Rule #2 - Look for companies with some trading history

The idea of getting involved in a newly traded issue may not work out as well as you'd like if no trading range has been established. Rather than thinking you may be getting a good price because the stock just began trading you may instead be blindsided with anxious sellers wanting to take advantage of any volume coming into the stock. Your best bet is to be patient. Make sure the stock has at least several months of a stable trading history. Although it is often difficult to determine the direction of a penny stock using the same technical indicators you would use with a listed issue it's best to miss a little bit of a move rather than getting caught in an avalanche of selling.

Rule #3 - Make sure the company has at least a few press releases already issued

The reality is that penny stocks trade primarily based on exposure - meaning how many people are finding out about the stock and how good of a story they have.

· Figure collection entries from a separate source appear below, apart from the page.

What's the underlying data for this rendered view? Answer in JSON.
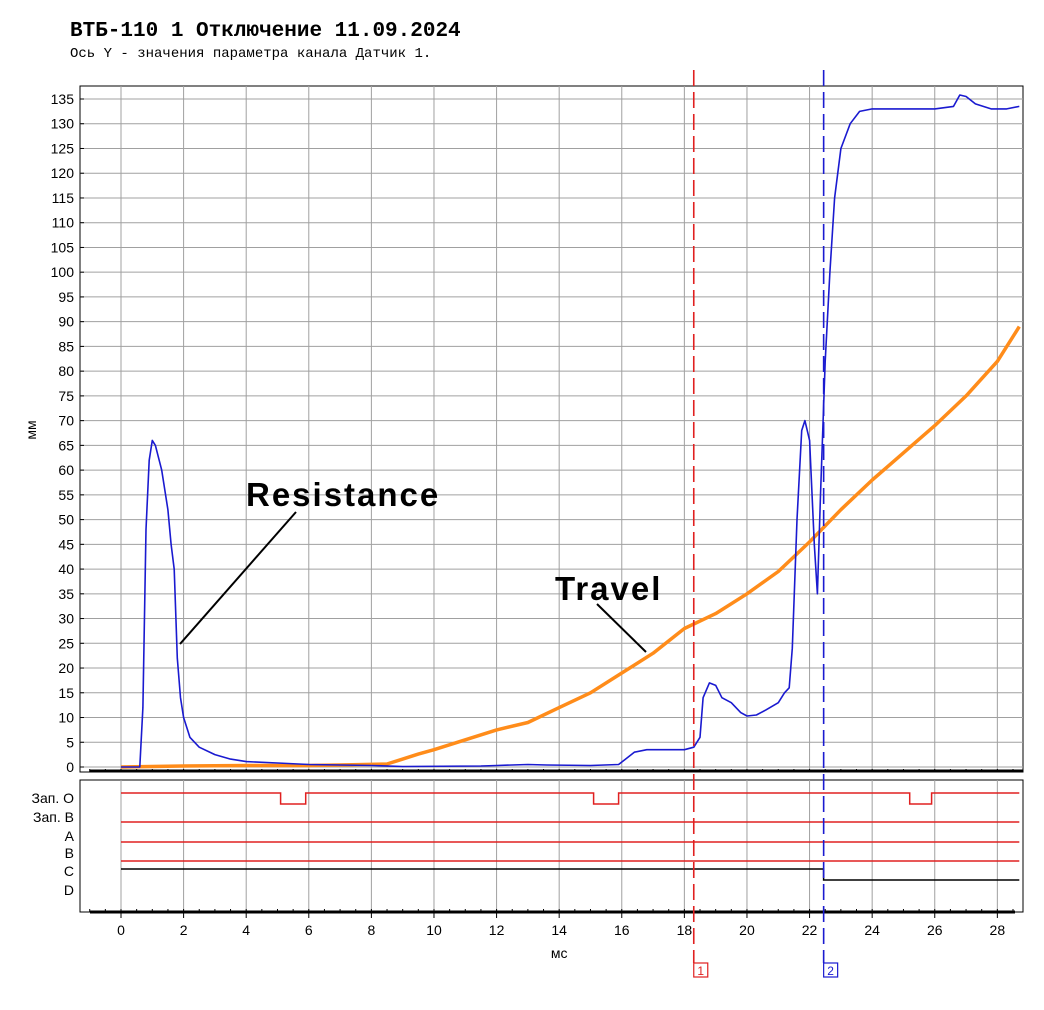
{
  "title": "ВТБ-110 1 Отключение 11.09.2024",
  "subtitle": "Ось Y - значения параметра канала Датчик 1.",
  "colors": {
    "resistance": "#1a1ad0",
    "travel": "#ff8c1a",
    "digital_red": "#e02020",
    "digital_black": "#000000",
    "marker1": "#e02020",
    "marker2": "#1a1ad0",
    "grid": "#a0a0a0"
  },
  "chart_data": {
    "type": "line",
    "xlabel": "мс",
    "ylabel": "мм",
    "xlim": [
      -1.1,
      28.7
    ],
    "ylim": [
      -0.5,
      137
    ],
    "x_ticks": [
      0,
      2,
      4,
      6,
      8,
      10,
      12,
      14,
      16,
      18,
      20,
      22,
      24,
      26,
      28
    ],
    "y_ticks": [
      0,
      5,
      10,
      15,
      20,
      25,
      30,
      35,
      40,
      45,
      50,
      55,
      60,
      65,
      70,
      75,
      80,
      85,
      90,
      95,
      100,
      105,
      110,
      115,
      120,
      125,
      130,
      135
    ],
    "grid": true,
    "series": [
      {
        "name": "Resistance",
        "points": [
          [
            0,
            0
          ],
          [
            0.6,
            0
          ],
          [
            0.7,
            12
          ],
          [
            0.8,
            48
          ],
          [
            0.9,
            62
          ],
          [
            1.0,
            66
          ],
          [
            1.1,
            65
          ],
          [
            1.3,
            60
          ],
          [
            1.5,
            52
          ],
          [
            1.6,
            45
          ],
          [
            1.7,
            40
          ],
          [
            1.8,
            22
          ],
          [
            1.9,
            14
          ],
          [
            2.0,
            10
          ],
          [
            2.2,
            6
          ],
          [
            2.5,
            4
          ],
          [
            3.0,
            2.5
          ],
          [
            3.5,
            1.6
          ],
          [
            4.0,
            1.1
          ],
          [
            5.0,
            0.8
          ],
          [
            6.0,
            0.5
          ],
          [
            7.0,
            0.4
          ],
          [
            8.0,
            0.3
          ],
          [
            9.0,
            0.1
          ],
          [
            11.5,
            0.2
          ],
          [
            12.0,
            0.3
          ],
          [
            13.0,
            0.5
          ],
          [
            13.6,
            0.4
          ],
          [
            15.0,
            0.3
          ],
          [
            15.9,
            0.5
          ],
          [
            16.1,
            1.5
          ],
          [
            16.4,
            3
          ],
          [
            16.8,
            3.5
          ],
          [
            17.5,
            3.5
          ],
          [
            18.0,
            3.5
          ],
          [
            18.3,
            4
          ],
          [
            18.5,
            6
          ],
          [
            18.6,
            14
          ],
          [
            18.8,
            17
          ],
          [
            19.0,
            16.5
          ],
          [
            19.2,
            14
          ],
          [
            19.5,
            13
          ],
          [
            19.8,
            11
          ],
          [
            20.0,
            10.3
          ],
          [
            20.3,
            10.5
          ],
          [
            20.6,
            11.5
          ],
          [
            21.0,
            13
          ],
          [
            21.2,
            15
          ],
          [
            21.35,
            16
          ],
          [
            21.45,
            24
          ],
          [
            21.6,
            50
          ],
          [
            21.75,
            68
          ],
          [
            21.85,
            70
          ],
          [
            22.0,
            66
          ],
          [
            22.15,
            45
          ],
          [
            22.25,
            35
          ],
          [
            22.35,
            55
          ],
          [
            22.5,
            82
          ],
          [
            22.65,
            100
          ],
          [
            22.8,
            115
          ],
          [
            23.0,
            125
          ],
          [
            23.3,
            130
          ],
          [
            23.6,
            132.5
          ],
          [
            24.0,
            133
          ],
          [
            25.0,
            133
          ],
          [
            26.0,
            133
          ],
          [
            26.6,
            133.5
          ],
          [
            26.8,
            135.8
          ],
          [
            27.0,
            135.5
          ],
          [
            27.3,
            134
          ],
          [
            27.8,
            133
          ],
          [
            28.3,
            133
          ],
          [
            28.7,
            133.5
          ]
        ]
      },
      {
        "name": "Travel",
        "points": [
          [
            0,
            0
          ],
          [
            2,
            0.2
          ],
          [
            4,
            0.3
          ],
          [
            6,
            0.3
          ],
          [
            7,
            0.4
          ],
          [
            8.5,
            0.6
          ],
          [
            9,
            1.6
          ],
          [
            9.5,
            2.6
          ],
          [
            10,
            3.5
          ],
          [
            11,
            5.5
          ],
          [
            12,
            7.5
          ],
          [
            13,
            9
          ],
          [
            14,
            12
          ],
          [
            15,
            15
          ],
          [
            16,
            19
          ],
          [
            17,
            23
          ],
          [
            18,
            28
          ],
          [
            19,
            31
          ],
          [
            20,
            35
          ],
          [
            21,
            39.5
          ],
          [
            22,
            45.5
          ],
          [
            23,
            52
          ],
          [
            24,
            58
          ],
          [
            25,
            63.5
          ],
          [
            26,
            69
          ],
          [
            27,
            75
          ],
          [
            28,
            82
          ],
          [
            28.7,
            89
          ]
        ]
      }
    ],
    "annotations": [
      {
        "text": "Resistance",
        "target": "Resistance"
      },
      {
        "text": "Travel",
        "target": "Travel"
      }
    ],
    "markers": [
      {
        "label": "1",
        "x": 18.3,
        "color": "red"
      },
      {
        "label": "2",
        "x": 22.45,
        "color": "blue"
      }
    ],
    "digital_channels": [
      {
        "name": "Зап. О",
        "color": "red",
        "segments": [
          [
            0,
            5.1,
            1
          ],
          [
            5.1,
            5.9,
            0
          ],
          [
            5.9,
            15.1,
            1
          ],
          [
            15.1,
            15.9,
            0
          ],
          [
            15.9,
            25.2,
            1
          ],
          [
            25.2,
            25.9,
            0
          ],
          [
            25.9,
            28.7,
            1
          ]
        ]
      },
      {
        "name": "Зап. В",
        "color": "red",
        "segments": [
          [
            0,
            28.7,
            1
          ]
        ]
      },
      {
        "name": "A",
        "color": "red",
        "segments": [
          [
            0,
            28.7,
            1
          ]
        ]
      },
      {
        "name": "B",
        "color": "red",
        "segments": [
          [
            0,
            28.7,
            1
          ]
        ]
      },
      {
        "name": "C",
        "color": "black",
        "segments": [
          [
            0,
            22.45,
            1
          ],
          [
            22.45,
            28.7,
            0
          ]
        ]
      },
      {
        "name": "D",
        "color": "black",
        "segments": []
      }
    ]
  }
}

If the company has at least a few press releases issued that usually means the management team is aware that sharing their story with investors is important. It is also an indication that they care about their share price and are actively working behind the scenes to accomplish the established goals of the company and do their best to create shareholder value.

Rule #4 - Do your best to avoid the 'pump and dump'

Although it can be difficult to determine if a stock is just be pumped up in price so sellers can blow out of their shares a good indicator is often a tremendous amount of volume coming into a stock with very little share price movement to follow. In some cases little share movement can be a result of a large number of issued shares and in other cases it could be an indication of a large seller with little regard to share price. Do yourself a favor and make sure you have access to a good Level II quote service so that you can watch what market makers are the most active in the stock you're considering buying. Then keep a close eye on how much buying is needed to have the share price trend up - if you see a lot of buying and very little movement take it as a red flag and steer clear of the stock.

Rule #5 - Subscribe to free stock alert services

There are many free alert services that are reputable and issue great picks from time to time. Begin following several companies and keep track of which ones are consistently picking winners. By doing so, you can minimize the amount of leg work on your end and, instead, rely on experts that have done their due diligence before exposing a company to their network.